ウーマン・トーキング 私たちの選択のコマミーのレビュー・感想・評価

4.1
【赦すか…闘うか…村を去るか…】





これが"2010年頃"までに起きていた事だなんてゾッとした。

"閉鎖的な村"で起きた、"女性達への連続レイプ事件"。しかし、"村の男達"はそれを「悪魔の仕業」などと仄めかし、実際の加害行為は亡き者とされていた。私はこの光景を見て、やはり閉鎖的な環境での"男の支配"はいつの時代も尋常ではないのだなと感じた。2006年には既に始まっていた「Me Too運動」だが、"南米ボリビア(この物語のモデルとなった舞台)"ではこんなに"静かな女性たちの連帯"が繰り広げられてたのかと驚きであった。
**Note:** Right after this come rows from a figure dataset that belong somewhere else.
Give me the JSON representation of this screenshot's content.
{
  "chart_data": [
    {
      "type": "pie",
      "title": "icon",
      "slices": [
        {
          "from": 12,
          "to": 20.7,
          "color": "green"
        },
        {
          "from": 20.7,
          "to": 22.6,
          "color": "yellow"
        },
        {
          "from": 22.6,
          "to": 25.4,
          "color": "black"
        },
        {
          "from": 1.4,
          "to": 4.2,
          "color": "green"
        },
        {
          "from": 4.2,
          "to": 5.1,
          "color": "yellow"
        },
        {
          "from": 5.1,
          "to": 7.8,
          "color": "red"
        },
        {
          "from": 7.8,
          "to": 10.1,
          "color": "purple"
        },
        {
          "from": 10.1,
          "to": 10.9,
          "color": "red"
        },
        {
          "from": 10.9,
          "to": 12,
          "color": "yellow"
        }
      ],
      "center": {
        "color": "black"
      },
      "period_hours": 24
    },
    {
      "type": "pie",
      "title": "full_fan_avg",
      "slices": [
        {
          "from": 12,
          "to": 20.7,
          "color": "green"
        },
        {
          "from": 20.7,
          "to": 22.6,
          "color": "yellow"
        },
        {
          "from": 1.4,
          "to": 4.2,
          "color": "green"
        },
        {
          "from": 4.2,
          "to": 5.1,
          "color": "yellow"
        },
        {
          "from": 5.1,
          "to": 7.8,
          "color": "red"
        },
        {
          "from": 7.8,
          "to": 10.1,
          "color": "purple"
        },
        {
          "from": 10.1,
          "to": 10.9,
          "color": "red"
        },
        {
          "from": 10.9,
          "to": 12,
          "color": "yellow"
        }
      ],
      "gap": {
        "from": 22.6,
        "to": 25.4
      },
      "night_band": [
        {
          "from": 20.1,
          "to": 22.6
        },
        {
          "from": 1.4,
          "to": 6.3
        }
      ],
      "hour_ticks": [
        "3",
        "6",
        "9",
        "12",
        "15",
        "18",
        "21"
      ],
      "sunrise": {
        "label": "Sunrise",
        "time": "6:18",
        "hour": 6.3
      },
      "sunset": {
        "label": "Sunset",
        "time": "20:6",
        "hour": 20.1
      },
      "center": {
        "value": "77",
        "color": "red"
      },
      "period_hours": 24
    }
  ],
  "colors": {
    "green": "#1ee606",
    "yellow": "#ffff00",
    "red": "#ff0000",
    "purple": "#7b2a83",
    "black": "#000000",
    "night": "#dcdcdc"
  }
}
レイプされた女性達の"フラッシュバック"のような映像も凄まじかった。そして参加した女性達の様々な言い分にも、加害性のある男性たちが村に帰ってきた時に抱く"恐怖"や自分を壊した男達への"憎悪"が見えており、この3つの決断…いわゆる男を"赦す"か、はたまた"立ち向かうか"…または村を"去る"かを決断するにも当然ながら簡単にはいかないのだなと痛感した。
そしてこの集会の中に唯一参加している男性"オーガスト"。彼の存在や見解は、少なくともこの女性達にとって"希望"になるのではと感じた。危害を加えてくる男が多い中で、女性達の意見を冷静に受け止める存在。それがオーガストであり、恋人である"オーナ"にとっても心を許せる存在であることは間違いない。

撮影サイドの話になるのだが、映画界に復帰した"サラ・ポーリー"のリーダーシップには心から感服した。詳しくは、VOGUE JAPANの記事を載せとくので見てほしい( https://www.vogue.co.jp/article/women-talking-sarah-polley )のだが、これは今問題になっている日本の某性加害・パワハラ映画監督・演出家に見習ってほしい、作品づくりだなと感じた。これはサラの女優時代の経験を元に培った、リーダーとしての正解だなと感じた。

これは女性はともかく、全ての性の方に見てほしいなと感じた。描写は熾烈なので、必ずしも観てとは言わないが、限られた場所・限られた時間の中で、人としての生き方を手に入れる為に女性達で意見を交わした歴史的な瞬間である。

ラストを見た瞬間、私は男性として心から全ての女性達が人間として扱われる未来が早く来てほしいと願わずにはいられなかった。